- Born: 1978 or 1979 (age 46–47) Canada
- Occupation: film director

= Lowell Dean =

Canadian filmmaker (born 1978/79)

Lowell Dean is a Canadian filmmaker.

He has directed six feature films: the zombie thriller 13 Eerie (2013), the horror comedy WolfCop (2014), the sequel Another WolfCop (2017), the post-apocalypse action film SuperGrid (2018), the wrestling-horror Dark Match (2024) and the post-apocalyptic love story Die Alone (2024). Lowell also wrote WolfCop, Another WolfCop, Dark Match and Die Alone. His first film as a writer and director, WolfCop, was released June 2014 in Canadian Cineplex theatres. In an Interview with Bloody Disgusting in March 2015, Dean revealed he was writing the sequel to WolfCop, which would again star Leo Fafard in the lead.

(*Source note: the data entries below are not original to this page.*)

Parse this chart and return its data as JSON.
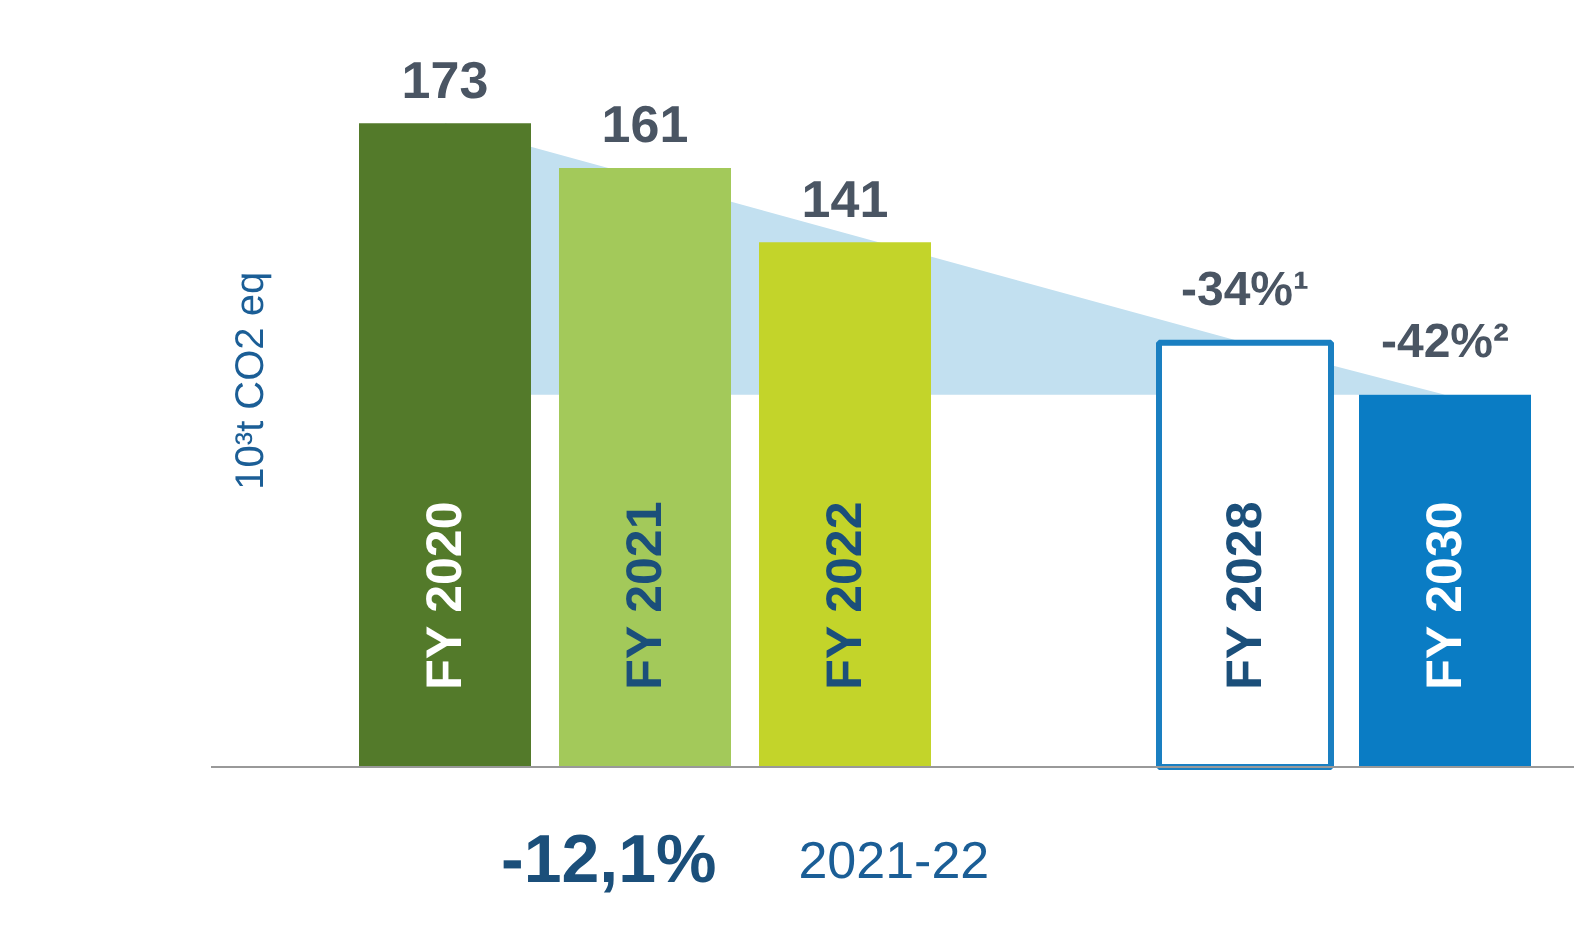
{
  "chart_data": {
    "type": "bar",
    "categories": [
      "FY 2020",
      "FY 2021",
      "FY 2022",
      null,
      "FY 2028",
      "FY 2030"
    ],
    "values": [
      173,
      161,
      141,
      null,
      114,
      100
    ],
    "colors": [
      "#537a2a",
      "#a3c95a",
      "#c3d42a",
      null,
      "#1a7fc1",
      "#0a7cc4"
    ],
    "value_labels": [
      "173",
      "161",
      "141",
      null,
      null,
      null
    ],
    "series": [
      {
        "type": "area",
        "color": "#c2e0f0",
        "x": [
          "FY 2020",
          "FY 2028",
          "FY 2030"
        ],
        "values": [
          173,
          114,
          100
        ]
      }
    ],
    "ylabel": "10³t CO2 eq",
    "annotations": [
      {
        "text": "-34%¹",
        "x": "FY 2028",
        "y": 114
      },
      {
        "text": "-42%²",
        "x": "FY 2030",
        "y": 100
      },
      "-12,1%",
      "2021-22"
    ],
    "grid": false
  }
}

Lowell's film, Die Alone, had its international festival debut at the Sitges Film Festival, where it won the Midnight X-treme audience choice award. Die Alone was released in 2024.

Dean has also served as a director on several television projects include the children's series Hi Opie! produced by The Jim Henson Company, and the Canadian reality series Dust Up produced by Paperny Entertainment.